On the left, the narrative in vogue is that it’s up to government to protect everyone from rapacious wrong-doers in the business world, starting with Wall Street and the investment banker/hedge fund/private equity complex. Government has the answers; the private sector is evil.
But Stephen S. Cohen and J. Bradford DeLong challenge both those views and argue, persuasively, that U.S. economic history is marked by collaborations between government and business, which have created enormous wealth for millions of people. As I argued in my 2011 book, “The Next American Economy: Blueprint For A Real Recovery,” thereĀ are right ways and wrong ways for government to engage with the corporate sector. “In successful economics, economic policy has been pragmatic, not ideological,” the authors argue in their introduction. “It has been concrete, not abstract.”
The two professors are from Berkeley, which marks them as left-of-center in the eyes of some, and it is clear that they are not fans of Ronald Reagan, who took office in 1980. But their arguments are strong and seem to me to transcend ideology.
They argue, for example, that the U.S. government has consistently opened “new economic space” that private corporations and individuals have prospered from.
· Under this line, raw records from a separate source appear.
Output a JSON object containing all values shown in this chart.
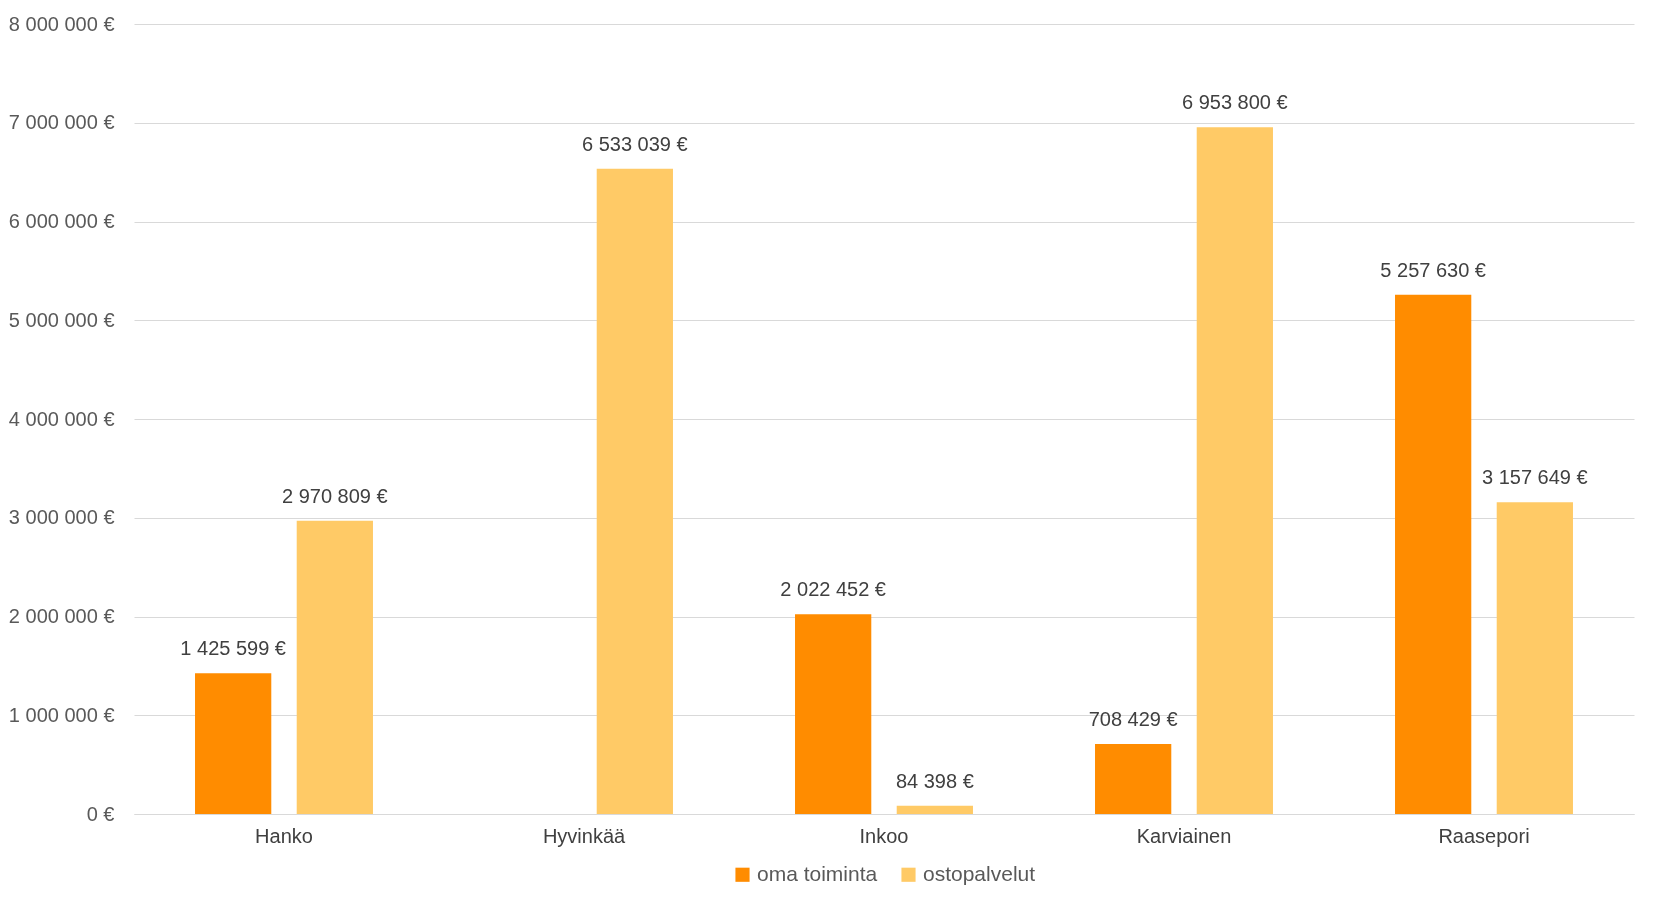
{
  "chart_data": {
    "type": "bar",
    "categories": [
      "Hanko",
      "Hyvinkää",
      "Inkoo",
      "Karviainen",
      "Raasepori"
    ],
    "series": [
      {
        "name": "oma toiminta",
        "color": "#ff8c00",
        "values": [
          1425599,
          null,
          2022452,
          708429,
          5257630
        ],
        "value_labels": [
          "1 425 599 €",
          null,
          "2 022 452 €",
          "708 429 €",
          "5 257 630 €"
        ]
      },
      {
        "name": "ostopalvelut",
        "color": "#ffca66",
        "values": [
          2970809,
          6533039,
          84398,
          6953800,
          3157649
        ],
        "value_labels": [
          "2 970 809 €",
          "6 533 039 €",
          "84 398 €",
          "6 953 800 €",
          "3 157 649 €"
        ]
      }
    ],
    "ylim": [
      0,
      8000000
    ],
    "yticks": [
      {
        "value": 0,
        "label": "0 €"
      },
      {
        "value": 1000000,
        "label": "1 000 000 €"
      },
      {
        "value": 2000000,
        "label": "2 000 000 €"
      },
      {
        "value": 3000000,
        "label": "3 000 000 €"
      },
      {
        "value": 4000000,
        "label": "4 000 000 €"
      },
      {
        "value": 5000000,
        "label": "5 000 000 €"
      },
      {
        "value": 6000000,
        "label": "6 000 000 €"
      },
      {
        "value": 7000000,
        "label": "7 000 000 €"
      },
      {
        "value": 8000000,
        "label": "8 000 000 €"
      }
    ],
    "grid": "y",
    "legend": "bottom"
  }
}
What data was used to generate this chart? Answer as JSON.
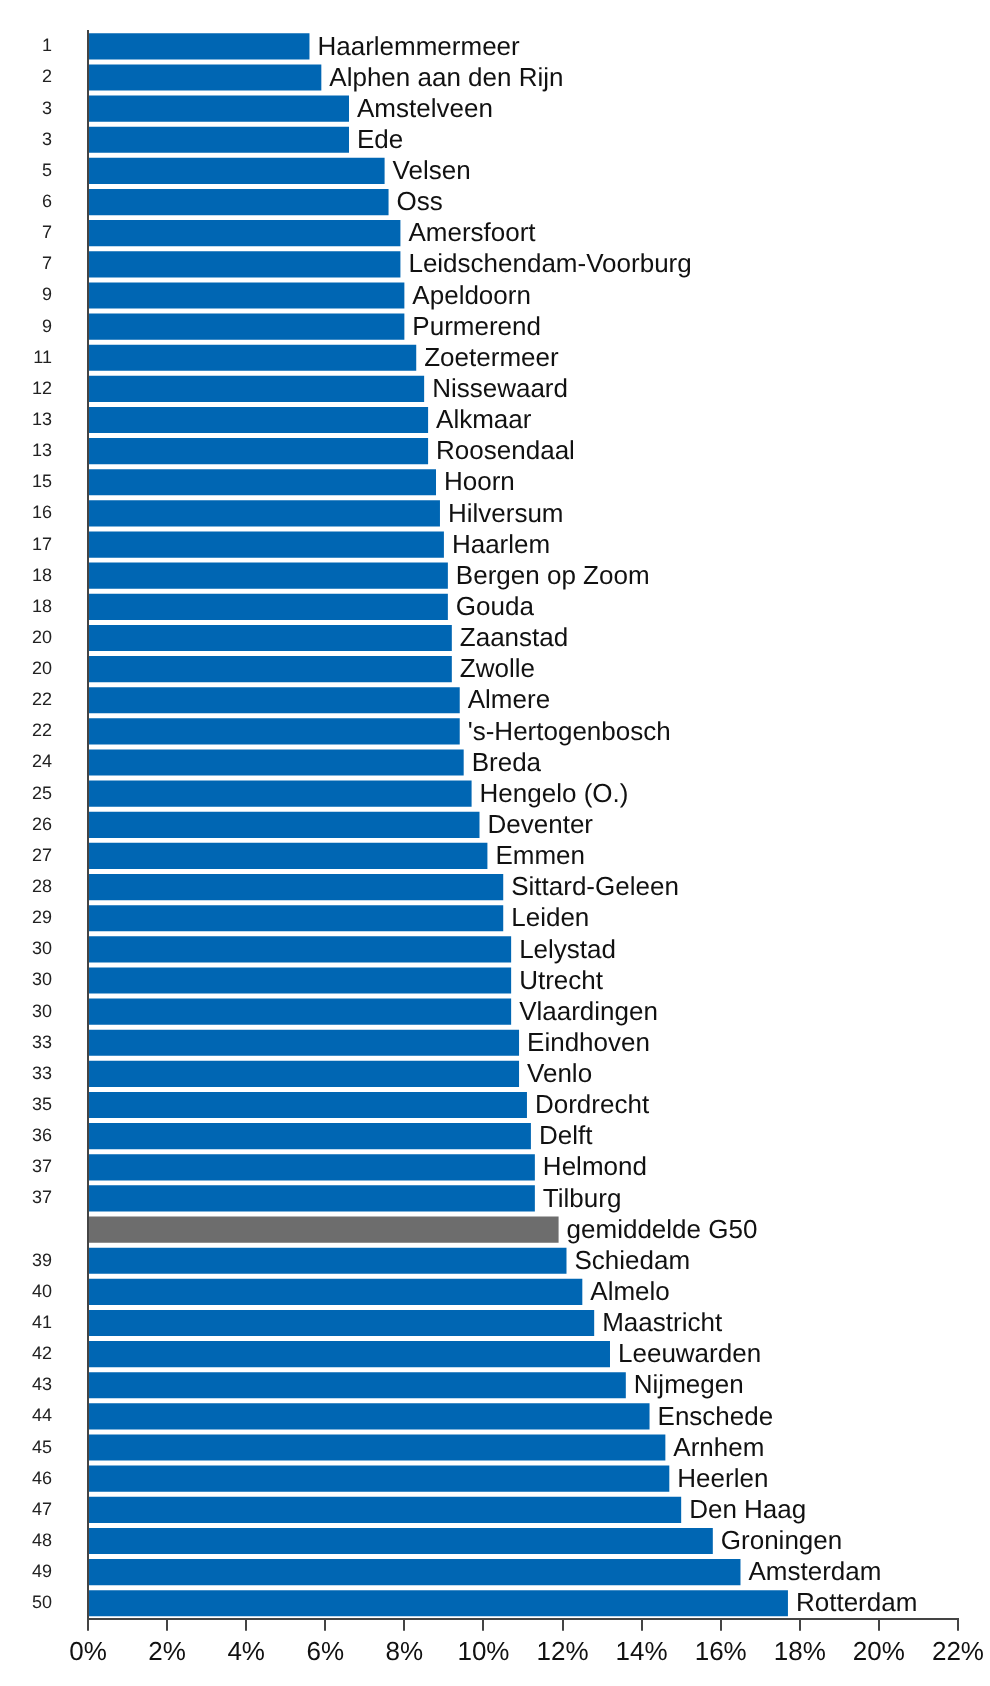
{
  "chart_data": {
    "type": "bar",
    "orientation": "horizontal",
    "categories": [
      "1",
      "2",
      "3",
      "3",
      "5",
      "6",
      "7",
      "7",
      "9",
      "9",
      "11",
      "12",
      "13",
      "13",
      "15",
      "16",
      "17",
      "18",
      "18",
      "20",
      "20",
      "22",
      "22",
      "24",
      "25",
      "26",
      "27",
      "28",
      "29",
      "30",
      "30",
      "30",
      "33",
      "33",
      "35",
      "36",
      "37",
      "37",
      null,
      "39",
      "40",
      "41",
      "42",
      "43",
      "44",
      "45",
      "46",
      "47",
      "48",
      "49",
      "50"
    ],
    "values": [
      5.6,
      5.9,
      6.6,
      6.6,
      7.5,
      7.6,
      7.9,
      7.9,
      8.0,
      8.0,
      8.3,
      8.5,
      8.6,
      8.6,
      8.8,
      8.9,
      9.0,
      9.1,
      9.1,
      9.2,
      9.2,
      9.4,
      9.4,
      9.5,
      9.7,
      9.9,
      10.1,
      10.5,
      10.5,
      10.7,
      10.7,
      10.7,
      10.9,
      10.9,
      11.1,
      11.2,
      11.3,
      11.3,
      11.9,
      12.1,
      12.5,
      12.8,
      13.2,
      13.6,
      14.2,
      14.6,
      14.7,
      15.0,
      15.8,
      16.5,
      17.7
    ],
    "value_labels": [
      "Haarlemmermeer",
      "Alphen aan den Rijn",
      "Amstelveen",
      "Ede",
      "Velsen",
      "Oss",
      "Amersfoort",
      "Leidschendam-Voorburg",
      "Apeldoorn",
      "Purmerend",
      "Zoetermeer",
      "Nissewaard",
      "Alkmaar",
      "Roosendaal",
      "Hoorn",
      "Hilversum",
      "Haarlem",
      "Bergen op Zoom",
      "Gouda",
      "Zaanstad",
      "Zwolle",
      "Almere",
      "'s-Hertogenbosch",
      "Breda",
      "Hengelo (O.)",
      "Deventer",
      "Emmen",
      "Sittard-Geleen",
      "Leiden",
      "Lelystad",
      "Utrecht",
      "Vlaardingen",
      "Eindhoven",
      "Venlo",
      "Dordrecht",
      "Delft",
      "Helmond",
      "Tilburg",
      "gemiddelde G50",
      "Schiedam",
      "Almelo",
      "Maastricht",
      "Leeuwarden",
      "Nijmegen",
      "Enschede",
      "Arnhem",
      "Heerlen",
      "Den Haag",
      "Groningen",
      "Amsterdam",
      "Rotterdam"
    ],
    "colors": [
      "#0066b3",
      "#0066b3",
      "#0066b3",
      "#0066b3",
      "#0066b3",
      "#0066b3",
      "#0066b3",
      "#0066b3",
      "#0066b3",
      "#0066b3",
      "#0066b3",
      "#0066b3",
      "#0066b3",
      "#0066b3",
      "#0066b3",
      "#0066b3",
      "#0066b3",
      "#0066b3",
      "#0066b3",
      "#0066b3",
      "#0066b3",
      "#0066b3",
      "#0066b3",
      "#0066b3",
      "#0066b3",
      "#0066b3",
      "#0066b3",
      "#0066b3",
      "#0066b3",
      "#0066b3",
      "#0066b3",
      "#0066b3",
      "#0066b3",
      "#0066b3",
      "#0066b3",
      "#0066b3",
      "#0066b3",
      "#0066b3",
      "#6d6d6d",
      "#0066b3",
      "#0066b3",
      "#0066b3",
      "#0066b3",
      "#0066b3",
      "#0066b3",
      "#0066b3",
      "#0066b3",
      "#0066b3",
      "#0066b3",
      "#0066b3",
      "#0066b3"
    ],
    "xlim": [
      0,
      22
    ],
    "xticks": [
      {
        "value": 0,
        "label": "0%"
      },
      {
        "value": 2,
        "label": "2%"
      },
      {
        "value": 4,
        "label": "4%"
      },
      {
        "value": 6,
        "label": "6%"
      },
      {
        "value": 8,
        "label": "8%"
      },
      {
        "value": 10,
        "label": "10%"
      },
      {
        "value": 12,
        "label": "12%"
      },
      {
        "value": 14,
        "label": "14%"
      },
      {
        "value": 16,
        "label": "16%"
      },
      {
        "value": 18,
        "label": "18%"
      },
      {
        "value": 20,
        "label": "20%"
      },
      {
        "value": 22,
        "label": "22%"
      }
    ],
    "grid": false,
    "legend": false
  }
}
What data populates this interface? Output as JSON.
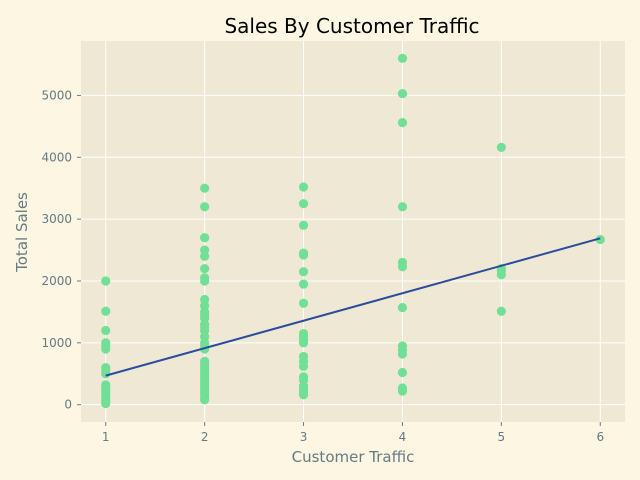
{
  "chart_data": {
    "type": "scatter",
    "title": "Sales By Customer Traffic",
    "xlabel": "Customer Traffic",
    "ylabel": "Total Sales",
    "xlim": [
      0.75,
      6.25
    ],
    "ylim": [
      -280,
      5880
    ],
    "xticks": [
      1,
      2,
      3,
      4,
      5,
      6
    ],
    "yticks": [
      0,
      1000,
      2000,
      3000,
      4000,
      5000
    ],
    "grid": true,
    "colors": {
      "figure_bg": "#fdf6e3",
      "plot_bg": "#eee8d5",
      "points": "#71e096",
      "trend": "#2a4d9c"
    },
    "points": [
      {
        "x": 1,
        "y": 2000
      },
      {
        "x": 1,
        "y": 1510
      },
      {
        "x": 1,
        "y": 1200
      },
      {
        "x": 1,
        "y": 1000
      },
      {
        "x": 1,
        "y": 950
      },
      {
        "x": 1,
        "y": 900
      },
      {
        "x": 1,
        "y": 600
      },
      {
        "x": 1,
        "y": 560
      },
      {
        "x": 1,
        "y": 500
      },
      {
        "x": 1,
        "y": 320
      },
      {
        "x": 1,
        "y": 300
      },
      {
        "x": 1,
        "y": 250
      },
      {
        "x": 1,
        "y": 200
      },
      {
        "x": 1,
        "y": 150
      },
      {
        "x": 1,
        "y": 100
      },
      {
        "x": 1,
        "y": 50
      },
      {
        "x": 1,
        "y": 20
      },
      {
        "x": 2,
        "y": 3500
      },
      {
        "x": 2,
        "y": 3200
      },
      {
        "x": 2,
        "y": 2700
      },
      {
        "x": 2,
        "y": 2500
      },
      {
        "x": 2,
        "y": 2400
      },
      {
        "x": 2,
        "y": 2200
      },
      {
        "x": 2,
        "y": 2050
      },
      {
        "x": 2,
        "y": 2000
      },
      {
        "x": 2,
        "y": 1700
      },
      {
        "x": 2,
        "y": 1600
      },
      {
        "x": 2,
        "y": 1500
      },
      {
        "x": 2,
        "y": 1450
      },
      {
        "x": 2,
        "y": 1400
      },
      {
        "x": 2,
        "y": 1300
      },
      {
        "x": 2,
        "y": 1250
      },
      {
        "x": 2,
        "y": 1200
      },
      {
        "x": 2,
        "y": 1100
      },
      {
        "x": 2,
        "y": 1000
      },
      {
        "x": 2,
        "y": 950
      },
      {
        "x": 2,
        "y": 900
      },
      {
        "x": 2,
        "y": 700
      },
      {
        "x": 2,
        "y": 650
      },
      {
        "x": 2,
        "y": 600
      },
      {
        "x": 2,
        "y": 550
      },
      {
        "x": 2,
        "y": 500
      },
      {
        "x": 2,
        "y": 450
      },
      {
        "x": 2,
        "y": 400
      },
      {
        "x": 2,
        "y": 350
      },
      {
        "x": 2,
        "y": 300
      },
      {
        "x": 2,
        "y": 250
      },
      {
        "x": 2,
        "y": 200
      },
      {
        "x": 2,
        "y": 150
      },
      {
        "x": 2,
        "y": 100
      },
      {
        "x": 2,
        "y": 80
      },
      {
        "x": 3,
        "y": 3520
      },
      {
        "x": 3,
        "y": 3250
      },
      {
        "x": 3,
        "y": 2900
      },
      {
        "x": 3,
        "y": 2450
      },
      {
        "x": 3,
        "y": 2420
      },
      {
        "x": 3,
        "y": 2150
      },
      {
        "x": 3,
        "y": 1950
      },
      {
        "x": 3,
        "y": 1640
      },
      {
        "x": 3,
        "y": 1150
      },
      {
        "x": 3,
        "y": 1100
      },
      {
        "x": 3,
        "y": 1050
      },
      {
        "x": 3,
        "y": 1000
      },
      {
        "x": 3,
        "y": 780
      },
      {
        "x": 3,
        "y": 700
      },
      {
        "x": 3,
        "y": 620
      },
      {
        "x": 3,
        "y": 450
      },
      {
        "x": 3,
        "y": 400
      },
      {
        "x": 3,
        "y": 300
      },
      {
        "x": 3,
        "y": 250
      },
      {
        "x": 3,
        "y": 200
      },
      {
        "x": 3,
        "y": 160
      },
      {
        "x": 4,
        "y": 5600
      },
      {
        "x": 4,
        "y": 5030
      },
      {
        "x": 4,
        "y": 4560
      },
      {
        "x": 4,
        "y": 3200
      },
      {
        "x": 4,
        "y": 2300
      },
      {
        "x": 4,
        "y": 2230
      },
      {
        "x": 4,
        "y": 1570
      },
      {
        "x": 4,
        "y": 950
      },
      {
        "x": 4,
        "y": 880
      },
      {
        "x": 4,
        "y": 820
      },
      {
        "x": 4,
        "y": 520
      },
      {
        "x": 4,
        "y": 270
      },
      {
        "x": 4,
        "y": 220
      },
      {
        "x": 5,
        "y": 4160
      },
      {
        "x": 5,
        "y": 2200
      },
      {
        "x": 5,
        "y": 2170
      },
      {
        "x": 5,
        "y": 2100
      },
      {
        "x": 5,
        "y": 1510
      },
      {
        "x": 6,
        "y": 2670
      }
    ],
    "trendline": [
      {
        "x": 1,
        "y": 470
      },
      {
        "x": 6,
        "y": 2690
      }
    ]
  }
}
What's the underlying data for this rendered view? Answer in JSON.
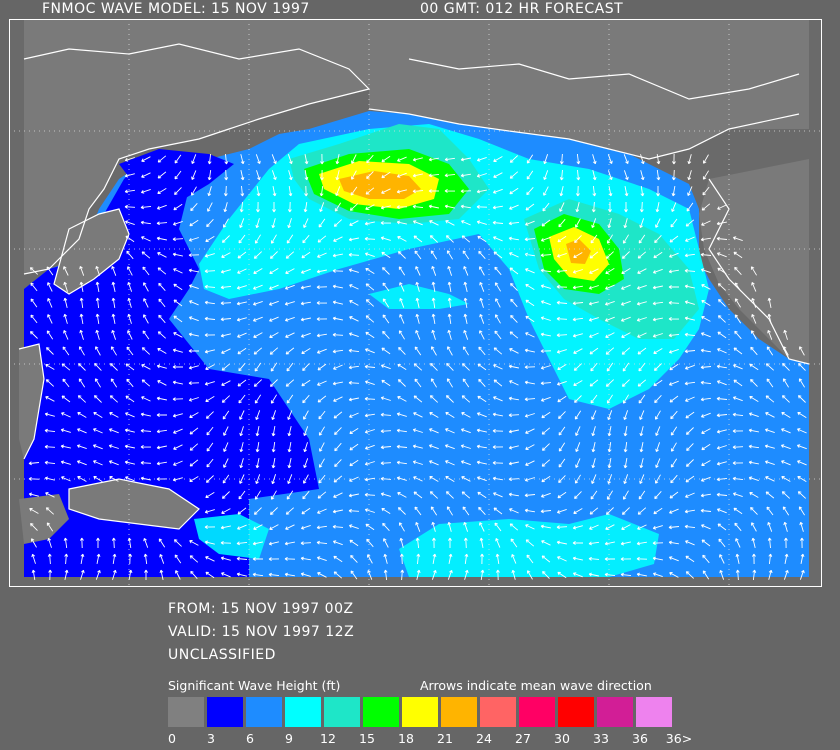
{
  "header": {
    "title": "FNMOC WAVE MODEL: 15 NOV 1997",
    "forecast": "00 GMT:  012 HR FORECAST"
  },
  "info": {
    "from": "FROM: 15 NOV 1997 00Z",
    "valid": "VALID: 15 NOV 1997 12Z",
    "classification": "UNCLASSIFIED"
  },
  "legend": {
    "title": "Significant Wave Height (ft)",
    "arrows_note": "Arrows indicate mean wave direction",
    "ticks": [
      "0",
      "3",
      "6",
      "9",
      "12",
      "15",
      "18",
      "21",
      "24",
      "27",
      "30",
      "33",
      "36",
      "36>"
    ],
    "colors": [
      "#808080",
      "#0000ff",
      "#1e8cff",
      "#00ffff",
      "#1ee6c8",
      "#00ff00",
      "#ffff00",
      "#ffb400",
      "#ff6464",
      "#ff0064",
      "#ff0000",
      "#d21e96",
      "#ee82ee"
    ]
  },
  "map_colors": {
    "land": "#7a7a7a",
    "ocean_low": "#0000ff",
    "ocean_mid": "#1e8cff",
    "ocean_high": "#00ffff",
    "ocean_12": "#1ee6c8",
    "ocean_15": "#00ff00",
    "ocean_18": "#ffff00",
    "ocean_21": "#ffb400",
    "coast": "#ffffff"
  }
}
It was Alexander Hamilton who recognized that the United States needed to become a manufacturing powerhouse and ease its dependence on Britain. His thinking has now shaped the economic policies of our major competitors in the world, Japan, Germany, Korea and China.
The U.S. government was responsible for canals, railroads, damsĀ and land grant universities in the old days. President Eisenhower built the interstate highway system. More recently, the government’s research funding created the Internet and the biotech industry.
The conclusion of Cohen and DeLong is that we need to refocus our national growth strategy with pragmatic policies that create wealth based on new ideas. We need to take our economic debate out of the ideological realm. That was precisely the point of my book. I am pleased that some economists agree.